In 1498 Emperor Maximilian I moved his court and his court musicians to Vienna, and gave instructions that there were to be six singing boys among his musicians. Until 1918, the choir sang exclusively for the imperial court, at mass, private concerts and functions, and on state occasions. In 1918 the Austrian government took over the court opera, its orchestra and the adult singers, but not the boys' choir. The Vienna Boys Choir owes its survival to Josef Schnitt, who became Dean of the Imperial Chapel in 1921. Schnitt established the boys' choir as a private institution. The former court choir boys became the Wiener Sängerknaben (Vienna Boys Choir), the imperial uniform was replaced by the sailor suit. Funding was not enough to pay for the boys' upkeep, so in 1926 the choir started to give public concerts, performing motets, secular works and children's operas.

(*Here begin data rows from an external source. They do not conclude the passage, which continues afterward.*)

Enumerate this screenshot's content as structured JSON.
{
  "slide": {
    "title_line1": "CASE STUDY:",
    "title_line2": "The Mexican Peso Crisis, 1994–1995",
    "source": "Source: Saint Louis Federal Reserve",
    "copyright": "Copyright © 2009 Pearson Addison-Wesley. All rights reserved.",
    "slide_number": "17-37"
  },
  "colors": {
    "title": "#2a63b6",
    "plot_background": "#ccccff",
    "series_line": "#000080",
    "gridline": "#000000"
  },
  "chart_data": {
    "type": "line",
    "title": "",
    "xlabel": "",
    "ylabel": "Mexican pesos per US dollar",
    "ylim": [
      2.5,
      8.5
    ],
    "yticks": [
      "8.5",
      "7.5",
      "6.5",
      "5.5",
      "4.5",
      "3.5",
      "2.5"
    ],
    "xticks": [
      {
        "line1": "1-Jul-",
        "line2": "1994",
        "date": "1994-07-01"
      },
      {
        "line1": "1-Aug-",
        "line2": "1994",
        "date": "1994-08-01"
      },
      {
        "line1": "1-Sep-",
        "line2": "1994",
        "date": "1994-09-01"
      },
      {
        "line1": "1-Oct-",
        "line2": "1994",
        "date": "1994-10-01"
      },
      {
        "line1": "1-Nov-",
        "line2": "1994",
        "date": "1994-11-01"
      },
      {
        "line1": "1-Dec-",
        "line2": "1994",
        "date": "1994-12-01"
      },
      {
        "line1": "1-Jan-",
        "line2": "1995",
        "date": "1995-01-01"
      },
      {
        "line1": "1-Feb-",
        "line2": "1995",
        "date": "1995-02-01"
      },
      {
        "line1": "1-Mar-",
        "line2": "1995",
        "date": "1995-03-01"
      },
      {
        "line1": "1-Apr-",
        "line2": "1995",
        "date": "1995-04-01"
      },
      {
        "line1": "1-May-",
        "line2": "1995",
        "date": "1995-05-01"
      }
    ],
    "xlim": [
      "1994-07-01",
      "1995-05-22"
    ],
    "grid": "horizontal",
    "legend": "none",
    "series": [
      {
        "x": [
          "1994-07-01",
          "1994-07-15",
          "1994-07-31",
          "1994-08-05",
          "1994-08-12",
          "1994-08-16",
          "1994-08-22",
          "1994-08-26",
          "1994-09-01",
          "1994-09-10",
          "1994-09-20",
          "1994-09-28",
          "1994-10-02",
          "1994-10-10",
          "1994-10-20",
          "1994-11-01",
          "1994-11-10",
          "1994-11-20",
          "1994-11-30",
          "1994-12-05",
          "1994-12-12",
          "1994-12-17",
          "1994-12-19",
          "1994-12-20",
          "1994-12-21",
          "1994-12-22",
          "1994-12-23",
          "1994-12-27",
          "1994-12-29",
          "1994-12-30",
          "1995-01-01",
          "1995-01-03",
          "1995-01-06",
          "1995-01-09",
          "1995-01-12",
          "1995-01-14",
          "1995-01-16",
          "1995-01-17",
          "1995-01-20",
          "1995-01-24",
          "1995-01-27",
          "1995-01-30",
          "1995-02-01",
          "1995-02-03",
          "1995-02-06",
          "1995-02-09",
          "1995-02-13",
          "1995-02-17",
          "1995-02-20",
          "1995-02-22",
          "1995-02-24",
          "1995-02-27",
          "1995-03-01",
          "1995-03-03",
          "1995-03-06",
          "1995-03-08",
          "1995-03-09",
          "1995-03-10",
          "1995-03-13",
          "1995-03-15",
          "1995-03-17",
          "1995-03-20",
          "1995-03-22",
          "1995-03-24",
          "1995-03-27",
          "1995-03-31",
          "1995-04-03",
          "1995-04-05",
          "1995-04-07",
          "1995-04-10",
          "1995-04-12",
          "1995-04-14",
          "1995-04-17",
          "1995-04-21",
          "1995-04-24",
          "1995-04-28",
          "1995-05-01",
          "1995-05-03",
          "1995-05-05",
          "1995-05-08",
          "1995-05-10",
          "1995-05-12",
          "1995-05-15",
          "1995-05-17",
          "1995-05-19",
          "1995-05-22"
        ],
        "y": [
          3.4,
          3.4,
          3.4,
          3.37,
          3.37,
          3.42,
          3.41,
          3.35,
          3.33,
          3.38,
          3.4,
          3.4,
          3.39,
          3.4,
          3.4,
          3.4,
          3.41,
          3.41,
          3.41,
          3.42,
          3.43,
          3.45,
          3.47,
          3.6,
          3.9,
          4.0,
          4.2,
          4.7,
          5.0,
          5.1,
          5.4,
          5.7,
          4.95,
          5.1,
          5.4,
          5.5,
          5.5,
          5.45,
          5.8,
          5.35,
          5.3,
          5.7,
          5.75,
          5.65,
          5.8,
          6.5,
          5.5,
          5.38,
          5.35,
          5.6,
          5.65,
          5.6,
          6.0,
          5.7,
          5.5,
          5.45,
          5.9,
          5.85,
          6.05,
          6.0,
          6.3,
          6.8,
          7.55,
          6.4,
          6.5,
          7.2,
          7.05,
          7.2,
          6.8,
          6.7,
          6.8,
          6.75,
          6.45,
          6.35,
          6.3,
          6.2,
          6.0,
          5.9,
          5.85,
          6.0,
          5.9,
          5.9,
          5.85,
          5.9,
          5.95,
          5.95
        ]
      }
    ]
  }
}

Today there are around 100 choristers between the ages of 10 and 14, divided into four touring choirs. The four choirs give around 300 concerts and performances each year in front of almost half a million people. Each group spends 9 to 11 weeks of the school year on tour. Together with members of the Vienna Philharmonic Orchestra and the Vienna State Opera Chorus, the Vienna Boys Choir maintains the tradition of the imperial musicians: as Hofmusikkapelle they provide the music for the Sunday Mass in Vienna's Imperial Chapel, as they have done since 1498.

The choir's repertoire includes everything from medieval to contemporary and experimental music. Motets and lieder for boys' choir form the core of the touring repertoire, as do the choir's own arrangements of quintessentially Viennese music, waltzes and polkas by Lehar, Lanner and Strauss. The choir also takes part in opera performances at the Vienna State Opera, the Vienna Volksoper and the Salzburg Festival. Choristers appear as three boys in Mozart's The Magic Flute.